Dans cette cour dont nous parlions et dont l’herbe vivace, jouant comme une mine continue, essayait, par un travail incessant, de disjoindre les pavés, on voyait à droite les écuries, à gauche les remises, et au fond un perron conduisant vers une porte à laquelle on montait indifféremment, d’un côté ou de l’autre, par un double escalier de douze marches.

Par le bas, l’hôtel, du moins ce qui en était accessible, se composait d’une immense antichambre, d’une salle à manger remarquable par un grand luxe d’argenterie entassée dans des dressoirs, et enfin d’un salon qui paraissait meublé tout récemment, exprès peut-être pour recevoir ses nouveaux locataires.

En sortant de ce salon et en rentrant dans l’antichambre, on se trouvait en face d’un grand escalier conduisant au premier étage. Ce premier étage se composait de trois chambres de maître.

Mais un géomètre habile, en mesurant de l’œil la circonférence de l’hôtel et en calculant le diamètre, aurait pu s’étonner de trouver si peu de logement dans une pareille étendue.

C’est que, dans cette première maison apparente, il existait une seconde maison cachée, et connue seulement de celui qui l’habitait.

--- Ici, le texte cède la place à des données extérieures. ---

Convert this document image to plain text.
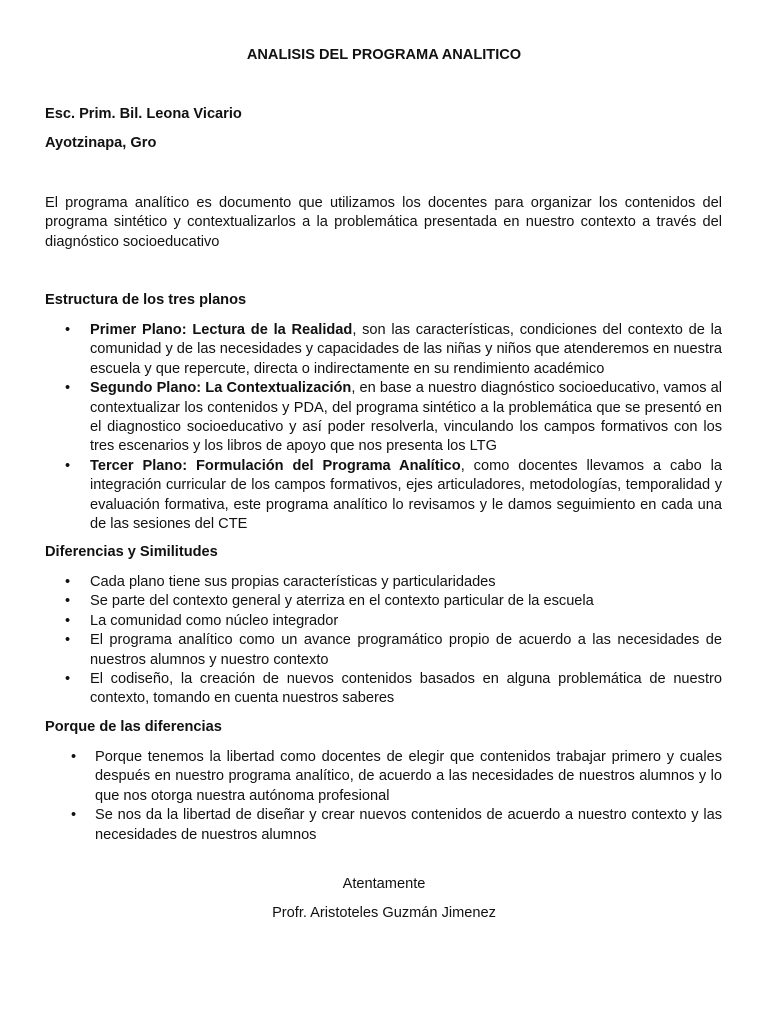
ANALISIS DEL PROGRAMA ANALITICO
Esc. Prim. Bil. Leona Vicario
Ayotzinapa, Gro

El programa analítico es documento que utilizamos los docentes para organizar los contenidos del programa sintético y contextualizarlos a la problemática presentada en nuestro contexto a través del diagnóstico socioeducativo

Estructura de los tres planos
• Primer Plano: Lectura de la Realidad, son las características, condiciones del contexto de la comunidad y de las necesidades y capacidades de las niñas y niños que atenderemos en nuestra escuela y que repercute, directa o indirectamente en su rendimiento académico
• Segundo Plano: La Contextualización, en base a nuestro diagnóstico socioeducativo, vamos al contextualizar los contenidos y PDA, del programa sintético a la problemática que se presentó en el diagnostico socioeducativo y así poder resolverla, vinculando los campos formativos con los tres escenarios y los libros de apoyo que nos presenta los LTG
• Tercer Plano: Formulación del Programa Analítico, como docentes llevamos a cabo la integración curricular de los campos formativos, ejes articuladores, metodologías, temporalidad y evaluación formativa, este programa analítico lo revisamos y le damos seguimiento en cada una de las sesiones del CTE
Diferencias y Similitudes
• Cada plano tiene sus propias características y particularidades
• Se parte del contexto general y aterriza en el contexto particular de la escuela
• La comunidad como núcleo integrador
• El programa analítico como un avance programático propio de acuerdo a las necesidades de nuestros alumnos y nuestro contexto
• El codiseño, la creación de nuevos contenidos basados en alguna problemática de nuestro contexto, tomando en cuenta nuestros saberes
Porque de las diferencias
• Porque tenemos la libertad como docentes de elegir que contenidos trabajar primero y cuales después en nuestro programa analítico, de acuerdo a las necesidades de nuestros alumnos y lo que nos otorga nuestra autónoma profesional
• Se nos da la libertad de diseñar y crear nuevos contenidos de acuerdo a nuestro contexto y las necesidades de nuestros alumnos
Atentamente
Profr. Aristoteles Guzmán Jimenez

En effet, dans l’antichambre, à côté d’une statue du dieu Harpocrate qui, les doigts sur les lèvres, semblait recommander le silence dont il est l’emblème, jouait, mise en mouvement par un ressort, une petite porte perdue dans les ornements d’architecture. Cette porte donnait accès à un escalier pris dans un corridor et de la largeur de ce corridor qui, à la hauteur de l’autre premier étage à peu près, conduisait à une petite chambre prenant son jour par deux fenêtres grillées, donnant sur une cour intérieure.

Cette cour intérieure était la boîte qui renfermait et cachait à tous les yeux la seconde maison.

La chambre à laquelle conduisait cet escalier était évidemment une chambre d’homme. Les descentes de lit et les tapis placés devant les fauteuils et les canapés étaient des plus magnifiques fourrures que fournissent l’Afrique et l’Inde. C’étaient des peaux de lion, de tigre et de panthère, aux yeux étincelants et aux dents encore menaçantes; les murailles, tendues en cuir de Cordoue, du dessin le plus large et le plus harmonieux, étaient décorées d’armes de toute espèce, depuis le tomahawk du Huron jusqu’au criss du Malais, depuis l’épée en croix des anciens chevaliers jusqu’au cangiar de l’Arabe, depuis l’arquebuse incrustée d’ivoire du XVIe jusqu’au fusil damasquiné d’or du XVIIIe.

On eût inutilement cherché à cette chambre une issue autre que celle de l’escalier; peut-être y en avait-il une ou plusieurs, mais inconnues, mais invisibles.